Radio-frequency magnetron sputter deposition of ultrathick boron carbide films

Abstract

The deposition of thick B4C films with low residual stress by conventional direct-current magnetron sputtering is accompanied by the formation of dust particulates contaminating the target, chamber, and substrates and leading to the formation of nodular defects in films. Here, we demonstrate that the formation of particulates is greatly reduced during radio-frequency magnetron sputtering (RFMS). We systematically study properties of B4C films deposited by RFMS with a substrate temperature of 330 °C, a target-to-substrate distance of 10 cm, Ar working gas pressure in the range of 4.5–12.0 mTorr (0.6–1.6 Pa), and substrate tilt angles of 0°–80°. All films are x-ray amorphous. A columnar structure develops with increasing either Ar pressure or substrate tilt. For columnar films, the column tilt angle decreases with increasing Ar pressure, which we attribute to a corresponding increase in the width of the distribution of impact angles of deposition flux.

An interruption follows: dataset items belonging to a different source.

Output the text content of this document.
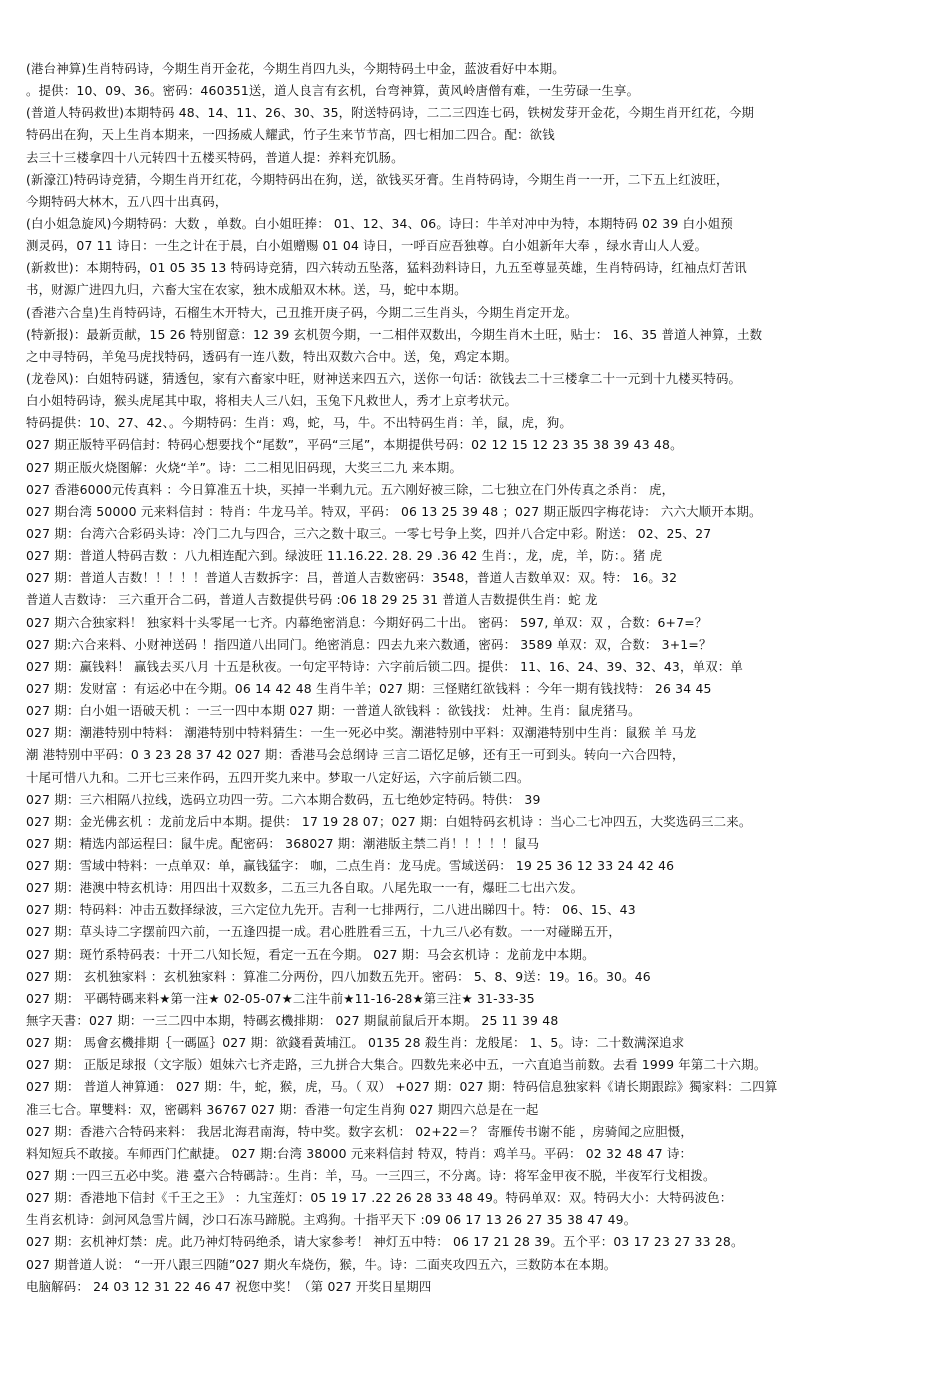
(港台神算)生肖特码诗，今期生肖开金花，今期生肖四九头，今期特码土中金，蓝波看好中本期。
。提供：10、09、36。密码：460351送，道人良言有玄机，台弯神算，黄风岭唐僧有难，一生劳碌一生享。
(普道人特码救世)本期特码 48、14、11、26、30、35，附送特码诗，二二三四连七码，铁树发芽开金花，今期生肖开红花，今期
特码出在狗，天上生肖本期来，一四扬威人耀武，竹子生来节节高，四七相加二四合。配：欲钱
去三十三楼拿四十八元转四十五楼买特码，普道人提：养料充饥肠。
(新濠江)特码诗竞猜，今期生肖开红花，今期特码出在狗，送，欲钱买牙膏。生肖特码诗，今期生肖一一开，二下五上红波旺，
今期特码大林木，五八四十出真码，
(白小姐急旋风)今期特码：大数 ，单数。白小姐旺捧： 01、12、34、06。诗曰：牛羊对冲中为特，本期特码 02 39 白小姐预
测灵码，07 11 诗日：一生之计在于晨，白小姐赠赐 01 04 诗日，一呼百应吾独尊。白小姐新年大奉 ，绿水青山人人爱。
(新救世)：本期特码，01 05 35 13 特码诗竞猜，四六转动五坠落，猛料劲料诗日，九五至尊显英雄，生肖特码诗，红袖点灯苦讯
书，财源广进四九归，六畜大宝在农家，独木成船双木林。送，马，蛇中本期。
(香港六合皇)生肖特码诗，石榴生木开特大，己丑推开庚子码，今期二三生肖头，今期生肖定开龙。
(特新报)：最新贡献，15 26 特别留意：12 39 玄机贺今期，一二相伴双数出，今期生肖木土旺，贴士： 16、35 普道人神算，土数
之中寻特码，羊兔马虎找特码，透码有一连八数，特出双数六合中。送，兔，鸡定本期。
(龙卷风)：白姐特码谜，猜透包，家有六畜家中旺，财神送来四五六，送你一句话：欲钱去二十三楼拿二十一元到十九楼买特码。
白小姐特码诗，猴头虎尾其中取，将相夫人三八妇，玉兔下凡救世人，秀才上京考状元。
特码提供：10、27、42、。今期特码：生肖：鸡，蛇，马，牛。不出特码生肖：羊，鼠，虎，狗。
027 期正版特平码信封：特码心想要找个“尾数”，平码“三尾”，本期提供号码：02 12 15 12 23 35 38 39 43 48。
027 期正版火烧图解：火烧“羊”。诗：二二相见旧码现，大奖三二九 来本期。
027 香港6000元传真料 ：今日算准五十块，买掉一半剩九元。五六刚好被三除，二七独立在门外传真之杀肖： 虎，
027 期台湾 50000 元来料信封 ：特肖：牛龙马羊。特双，平码： 06 13 25 39 48 ；027 期正版四字梅花诗： 六六大顺开本期。
027 期：台湾六合彩码头诗：冷门二九与四合，三六之数十取三。一零七号争上奖，四并八合定中彩。附送： 02、25、27
027 期：普道人特码吉数 ：八九相连配六到。绿波旺 11.16.22. 28. 29 .36 42 生肖：，龙，虎，羊，防：。猪 虎
027 期：普道人吉数！！！！！普道人吉数拆字：吕，普道人吉数密码：3548，普道人吉数单双：双。特： 16。32
普道人吉数诗： 三六重开合二码，普道人吉数提供号码 :06 18 29 25 31 普道人吉数提供生肖：蛇 龙
027 期六合独家料！ 独家料十头零尾一七齐。内幕绝密消息：今期好码二十出。 密码： 597, 单双：双 ，合数：6+7=？
027 期:六合来料、小财神送码 ！指四道八出同门。绝密消息：四去九来六数通，密码： 3589 单双：双，合数： 3+1=？
027 期：赢钱料！ 赢钱去买八月 十五是秋夜。一句定平特诗：六字前后锁二四。提供： 11、16、24、39、32、43，单双：单
027 期：发财富 ：有运必中在今期。06 14 42 48 生肖牛羊；027 期：三怪赌红欲钱料 ：今年一期有钱找特： 26 34 45
027 期：白小姐一语破天机 ：一三一四中本期 027 期：一普道人欲钱料 ：欲钱找： 灶神。生肖：鼠虎猪马。
027 期：潮港特别中特料： 潮港特别中特料猜生：一生一死必中奖。潮港特别中平料：双潮港特别中生肖：鼠猴 羊 马龙
潮 港特别中平码：0 3 23 28 37 42 027 期：香港马会总纲诗 三言二语忆足够，还有王一可到头。转向一六合四特，
十尾可惜八九和。二开七三来作码，五四开奖九来中。梦取一八定好运，六字前后锁二四。
027 期：三六相隔八拉线，选码立功四一劳。二六本期合数码，五七绝妙定特码。特供： 39
027 期：金光佛玄机 ：龙前龙后中本期。提供： 17 19 28 07；027 期：白姐特码玄机诗 ：当心二七冲四五，大奖选码三二来。
027 期：精选内部运程曰：鼠牛虎。配密码： 368027 期：潮港版主禁二肖！！！！！鼠马
027 期：雪域中特料：一点单双：单，赢钱猛字： 咖，二点生肖：龙马虎。雪域送码： 19 25 36 12 33 24 42 46
027 期：港澳中特玄机诗：用四出十双数多，二五三九各自取。八尾先取一一有，爆旺二七出六发。
027 期：特码料：冲击五数择绿波，三六定位九先开。吉利一七排两行，二八进出睇四十。特： 06、15、43
027 期：草头诗二字摆前四六前，一五逢四提一成。君心胜胜看三五，十九三八必有数。一一对碰睇五开，
027 期：斑竹系特码表：十开二八知长短，看定一五在今期。 027 期：马会玄机诗 ：龙前龙中本期。
027 期： 玄机独家料 ：玄机独家料 ：算准二分两份，四八加数五先开。密码： 5、8、9送：19。16。30。46
027 期： 平碼特碼来料★第一注★ 02-05-07★二注牛前★11-16-28★第三注★ 31-33-35
無字天書：027 期：一三二四中本期，特碼玄機排期： 027 期鼠前鼠后开本期。 25 11 39 48
027 期： 馬會玄機排期｛一碼區｝027 期：欲錢看黃埔江。 0135 28 殺生肖：龙般尾： 1、5。诗：二十数满深追求
027 期： 正版足球报（文字版）姐妹六七齐走路，三九拼合大集合。四数先来必中五，一六直追当前数。去看 1999 年第二十六期。
027 期： 普道人神算通： 027 期：牛，蛇，猴，虎，马。（ 双） +027 期：027 期：特码信息独家料《请长期跟踪》獨家料：二四算
准三七合。單雙料：双，密碼料 36767 027 期：香港一句定生肖狗 027 期四六总是在一起
027 期：香港六合特码来料： 我居北海君南海，特中奖。数字玄机： 02+22＝？ 寄雁传书谢不能 ，房骑闻之应胆慑，
料知短兵不敢接。车师西门伫献捷。 027 期:台湾 38000 元来料信封 特双，特肖：鸡羊马。平码： 02 32 48 47 诗：
027 期 :一四三五必中奖。港 臺六合特碼詩：。生肖：羊，马。一三四三，不分离。诗：将军金甲夜不脱，半夜军行戈相拨。
027 期：香港地下信封《千王之王》 ：九宝莲灯：05 19 17 .22 26 28 33 48 49。特码单双：双。特码大小：大特码波色：
生肖玄机诗：剑河风急雪片阔，沙口石冻马蹄脱。主鸡狗。十指平天下 :09 06 17 13 26 27 35 38 47 49。
027 期：玄机神灯禁：虎。此乃神灯特码绝杀，请大家参考！ 神灯五中特： 06 17 21 28 39。五个平：03 17 23 27 33 28。
027 期普道人说： “一开八跟三四随”027 期火车烧伤，猴，牛。诗：二面夹攻四五六，三数防本在本期。
电脑解码： 24 03 12 31 22 46 47 祝您中奖！（第 027 开奖日星期四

In contrast to the Keller–Simmons rule, the deposition rate increases with increasing Ar pressure, which suggests a better coupling of the RF energy to the plasma processes that lead to target sputtering at higher pressures. There is a critical substrate tilt angle above which the total residual stress is close to zero. This critical substrate tilt angle is ∼0° for an Ar pressure of 12 mTorr (1.6 Pa). The lower residual stress state, necessary for depositing ultrathick films, is characterized by a larger concentration of nanoscale inhomogeneities and decreased mechanical properties. Based on these results, RFMS deposition of 60-μm-thick B4C films is demonstrated.